Ignazio La Russa
Roma, 20-03-2011
Il ministero della Difesa potrebbe intervenire, se gli sarà richiesto, per trarre in salvo
l'equipaggio del rimorchiatore italiano trattenuto nel porto di Tripoli da uomini armati. A spiegarlo è stato il ministro Ignazio La Russa a In mezz'ora.
"Quello che sappiamo, perché la gestione non compete al ministero della Difesa, che questo rimorchiatore era al largo ed è rientrato probabilmente volontariamente per fare rifornimento. Gli è stato impedito di ripartire. Si tratta di una situazione delicata che la Farnesina e anche la capitaneria di porto stanno seguendo", ha ricordato.
"Noi ovviamente siamo pronti e a disposizione per un'opera di necessaria, se fosse così, evacuazione con ogni strumento possibile", ha assicurato. "Questo quando ci chiedessero l'intervento e se ne ravvisasse l'opportunità, cosa che non dipende direttamente o non solo dal ministero della Difesa", ha precisato.
La vicenda
L'equipaggio del rimorchiatore d'altura italiano è stato trattenuto nel porto di Tripoli da uomini armati: le persone a bordo sono otto italiani, due indiani e un ucraino. I fatti, secondo le scarne informazioni disponibili, si sarebbero verificati ieri pomeriggio, quando il rimorchiatore stava sbarcando a Tripoli dei lavoratori libici. Alcuni uomini armati, tra cui uno che si sarebbe qualificato come il comandante del porto, hanno fermato l'equipaggio, impedendo al rimorchiatore di ripartire. Gli italiani e gli altri si troverebbero ancora a bordo.

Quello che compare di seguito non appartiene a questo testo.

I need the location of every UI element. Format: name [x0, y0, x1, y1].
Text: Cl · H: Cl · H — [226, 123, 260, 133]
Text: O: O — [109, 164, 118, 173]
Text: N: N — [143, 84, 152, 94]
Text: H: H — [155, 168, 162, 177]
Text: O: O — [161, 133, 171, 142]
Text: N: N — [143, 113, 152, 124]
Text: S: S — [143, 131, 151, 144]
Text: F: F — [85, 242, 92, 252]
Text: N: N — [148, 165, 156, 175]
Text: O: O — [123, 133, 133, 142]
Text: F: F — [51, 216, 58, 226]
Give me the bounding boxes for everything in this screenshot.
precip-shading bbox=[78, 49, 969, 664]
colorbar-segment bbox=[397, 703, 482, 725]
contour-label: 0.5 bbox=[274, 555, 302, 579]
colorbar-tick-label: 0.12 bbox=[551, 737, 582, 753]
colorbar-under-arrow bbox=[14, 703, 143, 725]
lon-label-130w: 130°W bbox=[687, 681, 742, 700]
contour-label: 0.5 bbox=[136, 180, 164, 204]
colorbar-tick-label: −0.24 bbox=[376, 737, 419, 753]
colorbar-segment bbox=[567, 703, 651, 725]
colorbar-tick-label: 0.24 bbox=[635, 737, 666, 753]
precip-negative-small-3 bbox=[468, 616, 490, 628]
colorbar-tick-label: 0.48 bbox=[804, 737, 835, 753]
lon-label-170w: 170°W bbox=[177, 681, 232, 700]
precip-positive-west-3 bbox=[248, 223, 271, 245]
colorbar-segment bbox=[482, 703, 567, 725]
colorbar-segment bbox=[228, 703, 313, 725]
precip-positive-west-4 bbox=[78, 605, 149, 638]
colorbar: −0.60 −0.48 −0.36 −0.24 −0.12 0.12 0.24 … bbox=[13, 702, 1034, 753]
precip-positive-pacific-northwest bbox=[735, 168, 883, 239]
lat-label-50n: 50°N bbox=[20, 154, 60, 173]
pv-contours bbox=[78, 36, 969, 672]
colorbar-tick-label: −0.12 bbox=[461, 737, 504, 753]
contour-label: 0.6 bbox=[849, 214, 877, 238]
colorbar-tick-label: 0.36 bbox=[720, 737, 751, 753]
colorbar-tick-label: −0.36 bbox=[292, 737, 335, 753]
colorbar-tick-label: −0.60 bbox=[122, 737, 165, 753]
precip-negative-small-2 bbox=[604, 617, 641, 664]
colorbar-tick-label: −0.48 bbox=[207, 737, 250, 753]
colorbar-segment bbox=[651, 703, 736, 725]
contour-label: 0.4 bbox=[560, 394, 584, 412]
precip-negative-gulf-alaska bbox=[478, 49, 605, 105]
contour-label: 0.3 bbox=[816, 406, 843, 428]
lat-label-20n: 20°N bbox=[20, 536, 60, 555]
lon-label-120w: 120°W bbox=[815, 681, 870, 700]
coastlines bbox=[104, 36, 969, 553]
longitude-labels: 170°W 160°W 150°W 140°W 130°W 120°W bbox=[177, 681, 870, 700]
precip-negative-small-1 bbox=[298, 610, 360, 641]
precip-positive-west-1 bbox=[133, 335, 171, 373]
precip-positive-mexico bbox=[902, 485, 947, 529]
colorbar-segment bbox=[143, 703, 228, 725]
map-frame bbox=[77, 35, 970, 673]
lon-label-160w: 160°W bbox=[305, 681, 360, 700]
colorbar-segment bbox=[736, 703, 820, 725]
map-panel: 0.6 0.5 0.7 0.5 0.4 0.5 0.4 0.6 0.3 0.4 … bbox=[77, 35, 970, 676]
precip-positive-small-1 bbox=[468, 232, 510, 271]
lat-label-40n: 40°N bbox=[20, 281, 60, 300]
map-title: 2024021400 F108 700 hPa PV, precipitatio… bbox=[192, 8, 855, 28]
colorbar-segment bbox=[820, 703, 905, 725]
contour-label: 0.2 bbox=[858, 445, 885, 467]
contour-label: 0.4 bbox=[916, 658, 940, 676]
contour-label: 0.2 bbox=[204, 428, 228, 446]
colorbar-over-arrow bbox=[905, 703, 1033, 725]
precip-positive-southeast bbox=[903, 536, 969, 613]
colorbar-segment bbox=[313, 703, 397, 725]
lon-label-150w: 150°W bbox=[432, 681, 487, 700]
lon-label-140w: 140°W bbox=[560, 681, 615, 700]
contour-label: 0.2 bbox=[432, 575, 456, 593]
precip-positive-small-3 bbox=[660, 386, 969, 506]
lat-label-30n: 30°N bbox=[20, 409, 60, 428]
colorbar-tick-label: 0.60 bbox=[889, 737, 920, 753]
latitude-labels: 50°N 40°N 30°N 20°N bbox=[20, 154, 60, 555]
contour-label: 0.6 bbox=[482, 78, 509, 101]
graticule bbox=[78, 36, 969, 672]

Il rimorchiatore è della società Augusta Offshore spa di Napoli, una società italiana, fondata nel 1986, specializzata nel servizio di assistenza alle piattaforme petrolifere e in attività di esplorazione e produzione. La sede principale è a Napoli, dove è distaccato il dipartimento commerciale e tecnico; inoltre, la società ha basi operative in Italia a Siracusa, in Egitto al Cairo, in Brasile a Rio De Janeiro e Macao.
"L'Italia non metterà caveat al proprio intervento"
"Non è intenzione dell'Italia mettere caveat al proprio intervento". "Vogliamo partecipare esattamente alla pari a quest'azione", ha insistito, "che è finalizzata - e deve rimanere tale - alla salvaguardia della popolazione libica".
Da ieri messi a disposizione otto aerei
L'Italia ha messo a disposizione della coalizione impegnata in Libia otto aerei. "Ieri sera intorno alle ore 23 abbiamo avuto una richiesta formale di aerei da altri Paesi. Dalle ore 23.59 abbiamo dato disponibilità di 8 aerei trasferendone il comando al comando della coalizione", ha detto. Si tratta di "quattro caccia" intercettori Eurofighter e "quattro Tornado" Ecr "del tipo in grado di neutralizzare i radar", ha spiegato. "E' possibile che si aggiungano altri assetti", ha aggiunto.